Quirky monitor set up

An extra-terrestrial presence has arrived at Alexandra Primary School, pupils say.
An Otago Regional Council (ORC) air quality monitor installed at the school looked like an alien or satellite, some pupils said.

Others compared it to a weather monitor, lamp-post or fridge.

The state-of-the art monitor was at another site in Ventry St and was moved when that site was sold, ORC environmental scientist Deborah Mills said.

The quirky monitor was recently re-commissioned on Ministry of Education land across from the Alexandra Primary School buildings, to coincide with the beginning of ORC winter air quality monitoring in Otago.

Alexandra air quality had been monitored intermittently from 1998 to 2005 and hourly from 2005, Ms Mills said.
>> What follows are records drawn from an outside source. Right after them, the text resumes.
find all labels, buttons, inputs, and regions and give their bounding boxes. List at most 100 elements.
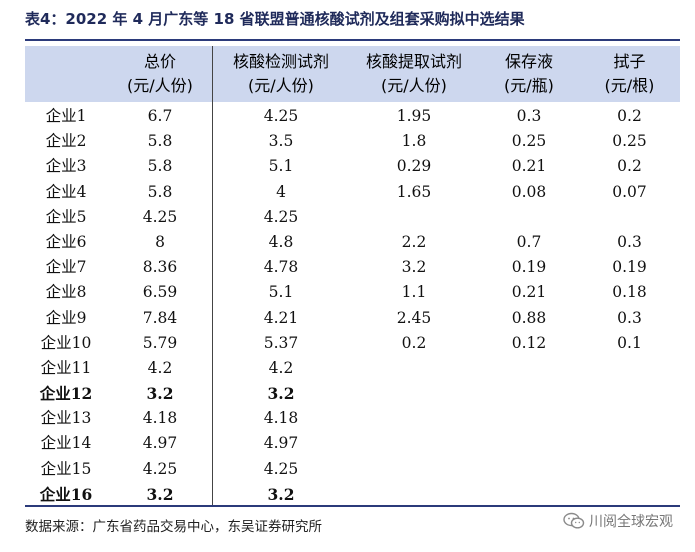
cell-preservation-fluid: 0.19	[511, 258, 547, 277]
cell-test-reagent: 4.97	[263, 434, 299, 453]
watermark-text: 川阅全球宏观	[589, 514, 673, 530]
cell-enterprise: 企业4	[45, 182, 87, 201]
cell-extraction-reagent: 0.29	[396, 157, 432, 176]
table-row: 企业8 6.59 5.1 1.1 0.21 0.18	[25, 280, 680, 305]
cell-swab: 0.3	[617, 308, 642, 327]
table-row: 企业3 5.8 5.1 0.29 0.21 0.2	[25, 154, 680, 179]
cell-test-reagent: 4.78	[263, 258, 299, 277]
cell-enterprise: 企业6	[45, 232, 87, 251]
cell-swab: 0.2	[617, 107, 642, 125]
cell-total-price: 6.7	[147, 107, 173, 125]
table-row: 企业6 8 4.8 2.2 0.7 0.3	[25, 230, 680, 255]
cell-total-price: 5.8	[147, 182, 173, 201]
cell-enterprise: 企业2	[45, 132, 87, 151]
table-row: 企业12 3.2 3.2	[25, 381, 680, 406]
wechat-icon	[563, 512, 585, 529]
header-test-reagent-label: 核酸检测试剂	[232, 52, 329, 71]
header-swab: 拭子 (元/根)	[579, 46, 680, 102]
cell-extraction-reagent: 3.2	[401, 258, 427, 277]
header-swab-label: 拭子	[613, 52, 646, 71]
cell-total-price: 4.2	[147, 358, 173, 377]
cell-enterprise: 企业12	[39, 384, 93, 404]
cell-enterprise: 企业8	[45, 283, 87, 302]
cell-total-price: 4.25	[142, 459, 178, 478]
cell-enterprise: 企业15	[40, 459, 92, 478]
cell-enterprise: 企业13	[40, 409, 92, 428]
table-row: 企业5 4.25 4.25	[25, 205, 680, 230]
column-divider	[212, 46, 213, 505]
cell-swab: 0.3	[617, 232, 642, 251]
table-title: 表4：2022 年 4 月广东等 18 省联盟普通核酸试剂及组套采购拟中选结果	[25, 10, 525, 28]
header-preservation-fluid-unit: (元/瓶)	[504, 76, 554, 95]
header-preservation-fluid: 保存液 (元/瓶)	[479, 46, 579, 102]
cell-extraction-reagent: 0.2	[401, 333, 427, 352]
cell-test-reagent: 4.21	[263, 308, 299, 327]
table-row: 企业1 6.7 4.25 1.95 0.3 0.2	[25, 104, 680, 129]
cell-total-price: 5.8	[147, 157, 173, 176]
cell-preservation-fluid: 0.88	[511, 308, 547, 327]
cell-enterprise: 企业7	[45, 258, 87, 277]
header-extraction-reagent: 核酸提取试剂 (元/人份)	[349, 46, 479, 102]
table-row: 企业13 4.18 4.18	[25, 406, 680, 431]
cell-test-reagent: 3.2	[267, 384, 295, 404]
header-enterprise	[25, 46, 107, 102]
cell-swab: 0.25	[612, 132, 647, 151]
cell-preservation-fluid: 0.3	[516, 107, 542, 125]
cell-test-reagent: 3.2	[267, 484, 295, 504]
cell-swab: 0.19	[612, 258, 647, 277]
cell-test-reagent: 5.1	[268, 283, 294, 302]
header-extraction-reagent-label: 核酸提取试剂	[365, 52, 462, 71]
cell-test-reagent: 4.8	[268, 232, 294, 251]
table-row: 企业2 5.8 3.5 1.8 0.25 0.25	[25, 129, 680, 154]
table-body: 企业1 6.7 4.25 1.95 0.3 0.2 企业2 5.8 3.5 1.8 0.25 0.25…	[25, 104, 680, 507]
table-row: 企业10 5.79 5.37 0.2 0.12 0.1	[25, 331, 680, 356]
cell-swab: 0.2	[617, 157, 642, 176]
cell-enterprise: 企业14	[40, 434, 92, 453]
cell-preservation-fluid: 0.21	[511, 283, 547, 302]
cell-preservation-fluid: 0.12	[511, 333, 547, 352]
bottom-rule	[25, 505, 680, 507]
table-row: 企业14 4.97 4.97	[25, 431, 680, 456]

”With such a long period of data, ORC has developed a good understanding of air quality in the older residential areas of town [Alexandra] and has seen an improvement in air quality over the last 10 years,” she said.

The new monitor location would reflect pollution levels in a more open, commercial/residential area and provide more information about Alexandra’s air quality as a whole, Ms Mills said.

”PM10 are suspended particles in the air that are smaller than 10 micrometres in diameter.”

A micrometre is a thousandth of a millimetre.

In Alexandra and the other Otago towns the ORC monitored, the main source of PM10 was from domestic heating appliances, Ms Mills said.

”These particle concentrations peak during winter mornings and evenings – times of the day when it is coldest, and when there is little to no wind.”

Daily PM10 concentrations in Alexandra regularly exceeded guidelines in the National Environmental Standard for air quality and rules in the Otago Air Plan from May until August, but were relatively low during the rest of the year, Ms Mills said.

The ORC monitors air quality in Alexandra, Arrowtown, Mosgiel and Dunedin year-round, and in Milton, Balclutha, Clyde and Cromwell during winter.

Alexandra Primary School deputy principal Tiffany Kemp said pupils were excited about having the equipment across from their school, and would ”learn from the experts” and take air quality information and messages back home to their families, she said.